Study of SUMOylation in Trypanosoma brucei

PAULA A. IRIBARREN; MARÍA A. BERAZATEGUI; JUAN JOSÉ CAZZULO; JULIO C. BAYONA; VANINA E. ALVAREZ

Riva del Garda

Congreso; Ubiquitin and ubiquitin-like proteins: From structure to function; 2013

European Molecular Biology Organization (EMBO)

Trypanosomatids are protozoa responsible for human diseases affecting a high number of people. In Trypanosoma brucei, the etiological agent of african trypanosomiasis, SUMO resulted essential for procyclic(PC) and bloodstream(BS) forms.
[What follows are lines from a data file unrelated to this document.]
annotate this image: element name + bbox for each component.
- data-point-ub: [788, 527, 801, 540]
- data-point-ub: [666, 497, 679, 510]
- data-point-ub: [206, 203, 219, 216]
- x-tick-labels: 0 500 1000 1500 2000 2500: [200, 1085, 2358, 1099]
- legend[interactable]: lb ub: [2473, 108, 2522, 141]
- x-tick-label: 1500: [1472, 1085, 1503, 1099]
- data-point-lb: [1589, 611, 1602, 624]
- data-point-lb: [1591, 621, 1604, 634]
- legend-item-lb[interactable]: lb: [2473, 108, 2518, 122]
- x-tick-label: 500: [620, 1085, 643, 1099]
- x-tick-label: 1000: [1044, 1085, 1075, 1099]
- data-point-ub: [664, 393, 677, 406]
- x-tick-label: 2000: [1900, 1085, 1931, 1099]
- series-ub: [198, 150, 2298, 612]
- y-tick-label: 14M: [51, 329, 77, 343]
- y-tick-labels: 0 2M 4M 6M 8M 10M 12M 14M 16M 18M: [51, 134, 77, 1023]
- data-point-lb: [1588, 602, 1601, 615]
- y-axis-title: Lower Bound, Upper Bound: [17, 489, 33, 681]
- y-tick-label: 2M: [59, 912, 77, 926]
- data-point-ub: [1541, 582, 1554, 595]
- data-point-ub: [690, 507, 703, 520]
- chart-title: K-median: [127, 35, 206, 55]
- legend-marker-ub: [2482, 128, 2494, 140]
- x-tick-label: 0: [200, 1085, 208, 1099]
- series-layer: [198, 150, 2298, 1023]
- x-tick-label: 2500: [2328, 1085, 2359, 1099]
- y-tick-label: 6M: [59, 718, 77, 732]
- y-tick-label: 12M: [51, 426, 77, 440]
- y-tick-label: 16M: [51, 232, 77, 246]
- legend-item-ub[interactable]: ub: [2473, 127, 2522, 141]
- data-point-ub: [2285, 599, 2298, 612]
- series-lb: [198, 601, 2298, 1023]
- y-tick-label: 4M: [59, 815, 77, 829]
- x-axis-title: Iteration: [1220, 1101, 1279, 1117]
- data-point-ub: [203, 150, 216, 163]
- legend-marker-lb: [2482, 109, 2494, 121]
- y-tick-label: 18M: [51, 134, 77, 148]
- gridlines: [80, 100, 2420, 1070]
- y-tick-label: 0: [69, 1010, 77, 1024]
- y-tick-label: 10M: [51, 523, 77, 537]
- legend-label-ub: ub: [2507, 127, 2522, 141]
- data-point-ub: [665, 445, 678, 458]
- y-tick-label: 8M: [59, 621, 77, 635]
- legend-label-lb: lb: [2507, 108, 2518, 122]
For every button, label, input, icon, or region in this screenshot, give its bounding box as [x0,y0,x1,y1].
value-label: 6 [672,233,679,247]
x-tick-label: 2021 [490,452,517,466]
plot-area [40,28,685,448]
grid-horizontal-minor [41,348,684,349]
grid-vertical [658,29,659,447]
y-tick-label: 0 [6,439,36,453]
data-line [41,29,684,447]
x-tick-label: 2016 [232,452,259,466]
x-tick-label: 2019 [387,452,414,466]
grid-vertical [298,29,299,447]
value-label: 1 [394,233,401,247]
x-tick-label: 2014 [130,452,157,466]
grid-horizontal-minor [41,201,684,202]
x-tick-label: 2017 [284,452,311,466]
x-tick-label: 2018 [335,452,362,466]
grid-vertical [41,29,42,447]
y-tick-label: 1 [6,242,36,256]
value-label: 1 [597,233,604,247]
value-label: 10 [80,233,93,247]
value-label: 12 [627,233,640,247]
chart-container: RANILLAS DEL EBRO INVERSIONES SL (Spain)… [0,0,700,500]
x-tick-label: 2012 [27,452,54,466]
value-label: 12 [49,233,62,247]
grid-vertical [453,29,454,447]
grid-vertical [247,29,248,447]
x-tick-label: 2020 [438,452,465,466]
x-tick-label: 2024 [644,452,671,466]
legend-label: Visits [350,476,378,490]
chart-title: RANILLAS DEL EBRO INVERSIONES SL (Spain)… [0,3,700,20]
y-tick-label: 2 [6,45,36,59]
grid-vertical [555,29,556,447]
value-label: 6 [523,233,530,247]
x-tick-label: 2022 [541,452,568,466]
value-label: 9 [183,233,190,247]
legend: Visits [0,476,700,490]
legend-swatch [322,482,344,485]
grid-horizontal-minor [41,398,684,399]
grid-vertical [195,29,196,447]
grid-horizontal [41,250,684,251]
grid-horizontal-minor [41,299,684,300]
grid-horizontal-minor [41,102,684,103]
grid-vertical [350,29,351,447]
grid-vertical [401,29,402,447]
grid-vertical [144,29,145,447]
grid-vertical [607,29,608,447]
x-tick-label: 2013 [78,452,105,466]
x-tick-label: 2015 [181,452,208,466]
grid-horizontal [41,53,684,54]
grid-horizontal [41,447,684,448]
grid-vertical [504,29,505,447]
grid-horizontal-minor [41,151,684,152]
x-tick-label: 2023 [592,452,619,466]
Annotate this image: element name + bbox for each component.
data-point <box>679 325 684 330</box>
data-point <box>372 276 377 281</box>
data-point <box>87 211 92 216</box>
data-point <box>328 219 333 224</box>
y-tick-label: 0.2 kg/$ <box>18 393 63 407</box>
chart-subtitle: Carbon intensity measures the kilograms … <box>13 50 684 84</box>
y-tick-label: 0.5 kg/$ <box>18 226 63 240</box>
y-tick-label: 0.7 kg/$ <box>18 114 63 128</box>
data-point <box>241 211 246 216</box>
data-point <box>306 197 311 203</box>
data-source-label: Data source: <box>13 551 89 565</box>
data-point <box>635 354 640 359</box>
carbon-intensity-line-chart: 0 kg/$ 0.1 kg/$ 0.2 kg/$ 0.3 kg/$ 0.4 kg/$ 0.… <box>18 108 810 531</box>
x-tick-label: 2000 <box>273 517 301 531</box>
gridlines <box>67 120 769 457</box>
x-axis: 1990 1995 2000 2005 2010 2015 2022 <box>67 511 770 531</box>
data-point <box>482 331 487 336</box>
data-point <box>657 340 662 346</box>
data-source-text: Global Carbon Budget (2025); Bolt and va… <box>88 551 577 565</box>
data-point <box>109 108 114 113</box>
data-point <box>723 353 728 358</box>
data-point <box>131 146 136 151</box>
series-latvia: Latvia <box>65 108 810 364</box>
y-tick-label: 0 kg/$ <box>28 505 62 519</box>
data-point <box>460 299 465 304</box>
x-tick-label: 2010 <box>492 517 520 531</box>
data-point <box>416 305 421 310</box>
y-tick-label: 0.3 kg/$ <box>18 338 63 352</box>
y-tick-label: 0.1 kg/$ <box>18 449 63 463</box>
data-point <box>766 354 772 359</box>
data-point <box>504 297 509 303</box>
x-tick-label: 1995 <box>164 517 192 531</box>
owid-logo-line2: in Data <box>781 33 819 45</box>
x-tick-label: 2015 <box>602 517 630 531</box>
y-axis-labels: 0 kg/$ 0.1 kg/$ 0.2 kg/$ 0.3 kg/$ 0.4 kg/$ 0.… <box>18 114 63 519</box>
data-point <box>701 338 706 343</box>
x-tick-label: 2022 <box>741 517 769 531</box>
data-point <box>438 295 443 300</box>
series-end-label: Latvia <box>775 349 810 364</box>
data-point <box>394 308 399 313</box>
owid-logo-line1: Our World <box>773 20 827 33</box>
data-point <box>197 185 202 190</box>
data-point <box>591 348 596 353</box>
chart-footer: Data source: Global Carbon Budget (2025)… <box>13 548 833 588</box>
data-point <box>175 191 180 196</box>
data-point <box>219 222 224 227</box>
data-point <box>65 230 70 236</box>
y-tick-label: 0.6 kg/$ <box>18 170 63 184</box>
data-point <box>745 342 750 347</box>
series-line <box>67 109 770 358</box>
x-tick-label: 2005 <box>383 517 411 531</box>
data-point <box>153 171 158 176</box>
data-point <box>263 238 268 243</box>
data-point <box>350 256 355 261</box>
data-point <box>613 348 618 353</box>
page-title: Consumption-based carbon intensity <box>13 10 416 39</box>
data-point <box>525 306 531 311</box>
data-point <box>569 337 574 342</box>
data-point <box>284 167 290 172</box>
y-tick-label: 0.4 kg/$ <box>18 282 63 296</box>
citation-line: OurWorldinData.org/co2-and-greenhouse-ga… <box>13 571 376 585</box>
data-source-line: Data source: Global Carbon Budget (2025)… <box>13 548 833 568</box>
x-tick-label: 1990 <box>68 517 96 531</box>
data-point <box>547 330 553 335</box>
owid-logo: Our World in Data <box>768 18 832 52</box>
There is also strong evidence that supports the association of SUMO with the expression of the variable surface glycoprotein, responsible for the evasion of the immune response. The aim of this work is to accomplish the proteomic identification of SUMO targets in T. brucei by performing SUMO chromosomal tagging. This strategy enables SUMO expression at physiological levels, avoids the competition with the endogenous form, while providing tags for tandem affinity purification of SUMO and SUMO conjugates. In addition, we have applied a complementary approach described by Matic et al. to reduce unspecific purification of contaminant proteins by a LysC based strategy that allows the identification of the modified lysine by proteomic analysis at the same time. We have successfully obtained PC and BS clones with a double allele knock-in of this SUMO variant. Immunofluorescence and Western blot analysis showed that in both cell lines tagged SUMO forms have a nuclear localization and display a characteristic SUMOylation pattern. Currently we are purifying SUMOylated proteins to obtain their proteomic profile.